From: Lachlan Hunt <lachlan.hunt@lachy.id.au>
Date: Sat, 21 Apr 2007 19:55:03 +1000
To: David Woolley <forums@david-woolley.me.uk>
CC: www-html@w3.org
Message-ID: <4629DF77.1030701@lachy.id.au>

David Woolley wrote:
> 
> Lachlan Hunt wrote:
>> Not any more.  Although it's note quite complete, HTML5 is defining 
>> the parsing requirements of HTML on the web.
> 
> And a horrible set of ad hoc rules it is.
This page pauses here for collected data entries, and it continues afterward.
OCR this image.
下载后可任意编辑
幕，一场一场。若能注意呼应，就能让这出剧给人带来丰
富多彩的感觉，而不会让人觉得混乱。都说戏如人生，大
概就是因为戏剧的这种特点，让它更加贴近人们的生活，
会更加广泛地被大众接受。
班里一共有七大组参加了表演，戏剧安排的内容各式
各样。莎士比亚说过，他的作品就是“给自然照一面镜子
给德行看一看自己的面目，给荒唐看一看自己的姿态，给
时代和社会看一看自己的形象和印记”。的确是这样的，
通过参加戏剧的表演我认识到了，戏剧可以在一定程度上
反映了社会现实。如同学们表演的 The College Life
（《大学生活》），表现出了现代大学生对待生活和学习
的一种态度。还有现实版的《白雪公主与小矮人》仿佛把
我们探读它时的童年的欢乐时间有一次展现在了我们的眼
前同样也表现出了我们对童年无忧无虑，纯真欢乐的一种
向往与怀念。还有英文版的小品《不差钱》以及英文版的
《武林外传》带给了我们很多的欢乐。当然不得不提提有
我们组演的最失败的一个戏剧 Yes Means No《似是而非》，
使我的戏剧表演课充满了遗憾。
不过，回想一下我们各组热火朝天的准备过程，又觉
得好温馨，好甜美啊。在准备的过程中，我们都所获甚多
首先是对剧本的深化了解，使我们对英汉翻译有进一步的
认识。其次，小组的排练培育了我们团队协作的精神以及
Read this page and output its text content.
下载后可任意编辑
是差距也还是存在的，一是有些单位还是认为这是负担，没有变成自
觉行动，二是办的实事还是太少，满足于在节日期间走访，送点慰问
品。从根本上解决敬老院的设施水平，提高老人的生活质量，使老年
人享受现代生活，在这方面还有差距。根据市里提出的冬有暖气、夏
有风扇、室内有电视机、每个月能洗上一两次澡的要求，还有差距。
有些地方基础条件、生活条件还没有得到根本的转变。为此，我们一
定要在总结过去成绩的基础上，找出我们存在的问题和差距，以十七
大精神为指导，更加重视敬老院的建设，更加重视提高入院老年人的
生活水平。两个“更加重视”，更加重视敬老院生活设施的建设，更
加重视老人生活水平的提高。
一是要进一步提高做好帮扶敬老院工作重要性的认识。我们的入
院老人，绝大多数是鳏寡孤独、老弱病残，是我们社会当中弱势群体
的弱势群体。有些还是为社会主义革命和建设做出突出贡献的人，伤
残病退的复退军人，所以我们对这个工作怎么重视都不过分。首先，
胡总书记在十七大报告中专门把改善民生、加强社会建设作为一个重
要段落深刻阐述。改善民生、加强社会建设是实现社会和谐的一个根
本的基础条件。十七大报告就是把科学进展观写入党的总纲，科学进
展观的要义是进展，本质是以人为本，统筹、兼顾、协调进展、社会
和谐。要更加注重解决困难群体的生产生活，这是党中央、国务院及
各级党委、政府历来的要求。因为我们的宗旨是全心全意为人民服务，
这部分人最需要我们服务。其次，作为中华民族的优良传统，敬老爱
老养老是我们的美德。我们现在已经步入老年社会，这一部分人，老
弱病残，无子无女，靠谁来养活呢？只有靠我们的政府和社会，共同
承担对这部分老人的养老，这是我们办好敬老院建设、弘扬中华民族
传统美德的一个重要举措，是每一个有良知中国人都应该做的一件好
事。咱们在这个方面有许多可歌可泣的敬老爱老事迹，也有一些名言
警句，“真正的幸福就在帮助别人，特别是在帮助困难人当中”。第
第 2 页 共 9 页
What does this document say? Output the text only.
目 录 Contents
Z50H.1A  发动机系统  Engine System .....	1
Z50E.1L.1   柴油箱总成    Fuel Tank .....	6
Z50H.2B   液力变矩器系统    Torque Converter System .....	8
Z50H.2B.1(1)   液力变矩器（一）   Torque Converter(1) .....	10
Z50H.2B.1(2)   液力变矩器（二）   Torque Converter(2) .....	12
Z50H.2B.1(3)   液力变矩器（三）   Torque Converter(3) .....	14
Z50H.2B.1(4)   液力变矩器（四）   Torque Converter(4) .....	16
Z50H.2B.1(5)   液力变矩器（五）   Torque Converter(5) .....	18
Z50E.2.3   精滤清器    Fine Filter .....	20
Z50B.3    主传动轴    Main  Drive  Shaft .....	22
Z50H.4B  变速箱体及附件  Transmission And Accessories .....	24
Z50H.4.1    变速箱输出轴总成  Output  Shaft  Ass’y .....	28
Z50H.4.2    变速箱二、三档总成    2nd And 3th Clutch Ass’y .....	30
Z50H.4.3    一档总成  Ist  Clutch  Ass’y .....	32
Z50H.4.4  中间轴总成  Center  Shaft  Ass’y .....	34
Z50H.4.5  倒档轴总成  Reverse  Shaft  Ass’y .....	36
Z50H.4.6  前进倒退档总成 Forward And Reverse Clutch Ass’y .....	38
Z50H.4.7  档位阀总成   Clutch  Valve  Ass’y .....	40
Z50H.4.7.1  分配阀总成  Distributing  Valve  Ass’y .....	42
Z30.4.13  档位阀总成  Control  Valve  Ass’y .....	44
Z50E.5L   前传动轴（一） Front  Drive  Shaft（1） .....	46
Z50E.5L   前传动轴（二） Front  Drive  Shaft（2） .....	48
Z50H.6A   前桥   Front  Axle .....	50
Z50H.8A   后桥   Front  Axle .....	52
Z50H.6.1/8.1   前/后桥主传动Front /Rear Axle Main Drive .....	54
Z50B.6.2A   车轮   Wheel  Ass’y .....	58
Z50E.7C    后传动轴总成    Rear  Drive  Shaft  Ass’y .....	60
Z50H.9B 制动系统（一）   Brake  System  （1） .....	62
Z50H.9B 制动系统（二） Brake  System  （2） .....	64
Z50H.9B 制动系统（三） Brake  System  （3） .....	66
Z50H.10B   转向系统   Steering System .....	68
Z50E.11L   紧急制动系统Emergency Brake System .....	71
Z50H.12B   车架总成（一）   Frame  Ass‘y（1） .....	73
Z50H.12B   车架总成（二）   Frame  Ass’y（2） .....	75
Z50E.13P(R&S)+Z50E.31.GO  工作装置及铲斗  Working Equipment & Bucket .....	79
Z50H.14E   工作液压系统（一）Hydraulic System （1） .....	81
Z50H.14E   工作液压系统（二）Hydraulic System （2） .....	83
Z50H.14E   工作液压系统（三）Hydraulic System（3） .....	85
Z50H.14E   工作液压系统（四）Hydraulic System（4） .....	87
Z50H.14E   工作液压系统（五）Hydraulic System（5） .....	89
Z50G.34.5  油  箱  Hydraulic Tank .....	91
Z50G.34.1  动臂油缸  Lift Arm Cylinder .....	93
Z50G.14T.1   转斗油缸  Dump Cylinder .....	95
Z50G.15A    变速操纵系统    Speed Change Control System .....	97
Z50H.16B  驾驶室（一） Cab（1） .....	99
It's basically a proper tree
> type grammar with a set of error recovery rules for producing a
> renderable tree from almost every invalid input.

Yeah, it's designed to handle real world HTML.  The WHATWG places 
interoperability with existing content above syntactic purity.

> Maybe what I should have offered is three categories:
> 
> - tag soup;
> - HTML5 with *no* parse errors;
> - SGML based.
> 
> I'm assuming that HTML5 *with* parse errors can produce all the 
> productions allowed by tag soup.  In a quick scan, I couldn't tell what, 
> if any difference there is between HTML5 without parse errors and SGML 
> based.  In any case, it seems to be quite close to SGML based.

There are pleny of differences between HTML5 parsing and HTML4's SGML 
parsing.  Here's just a few:

In HTML5, <br/> is conforming and equivalent to <br>
In HTML4, <br/> is equivalent to <br>&gt;

In HTML5, characters like '/' can occur in unquoted attribute values
e.g. <a href=http://example.com/>link</a>

In HTML4, that would be equivalent to:
   <a href="http:"></a>example.com/&gt;link</a>

In HTML5, <noscript> is parsed differently depending on whether or not 
script is enabled.

There's plenty more differences, but that should be enough to illustrate 
the point.

-- 
Lachlan Hunt
http://lachy.id.au/

Received on Saturday, 21 April 2007 09:55:40 UTC